Stopping the Sunburns
New FDA regulations crack down on what sunscreen makers can claim about their products.
While most people might start to think about sunscreen now that summer's approaching, dermatologists say you should wear it all year long.
And now the Food and Drug Administration is cracking down on what companies can claim on their sunscreen labels.
"The companies have to tell you how long the protection lasts, so you'll see 40 minutes or 80 minutes on the label," said Courtenay Smith of Reader’s Digest.

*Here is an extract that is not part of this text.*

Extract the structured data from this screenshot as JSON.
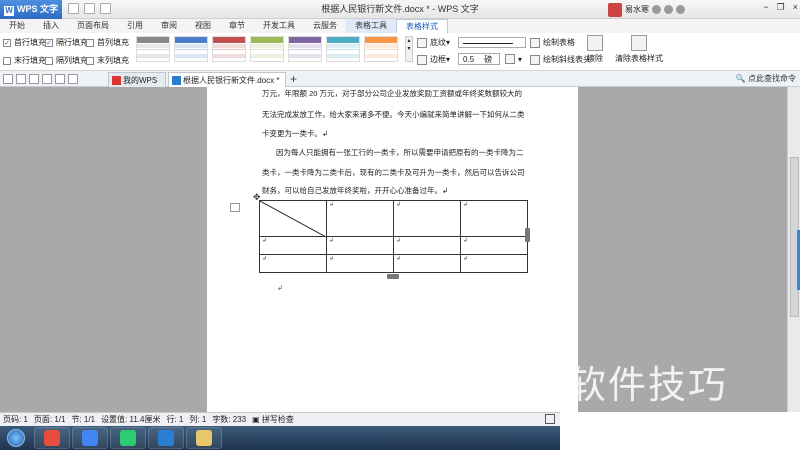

That's how often you should re-apply.
And there are more new rules.
"Starting in June, companies will no longer be able to say that they lower your risk of skin cancer or aging unless they have an SPF of 15 or higher," said Smith.
Reader's Digest recommends wearing an SPF of 30 or higher as often as possible.
For sensitive skin, Smith suggests fragrance-free or dye-free lotions and sprays.
Also, look for mineral ingredients like titanium dioxide, which are less irritating to the skin.
La Roche-Posay and Aveeno carry mineral sunblock lotions.
But whichever product you choose, beware of the term "waterproof".
"Some say waterproof, that is a myth,” said Smith. “The FDA does not recognize that term and there's no such thing as a waterproof or sweat-proof sunscreen."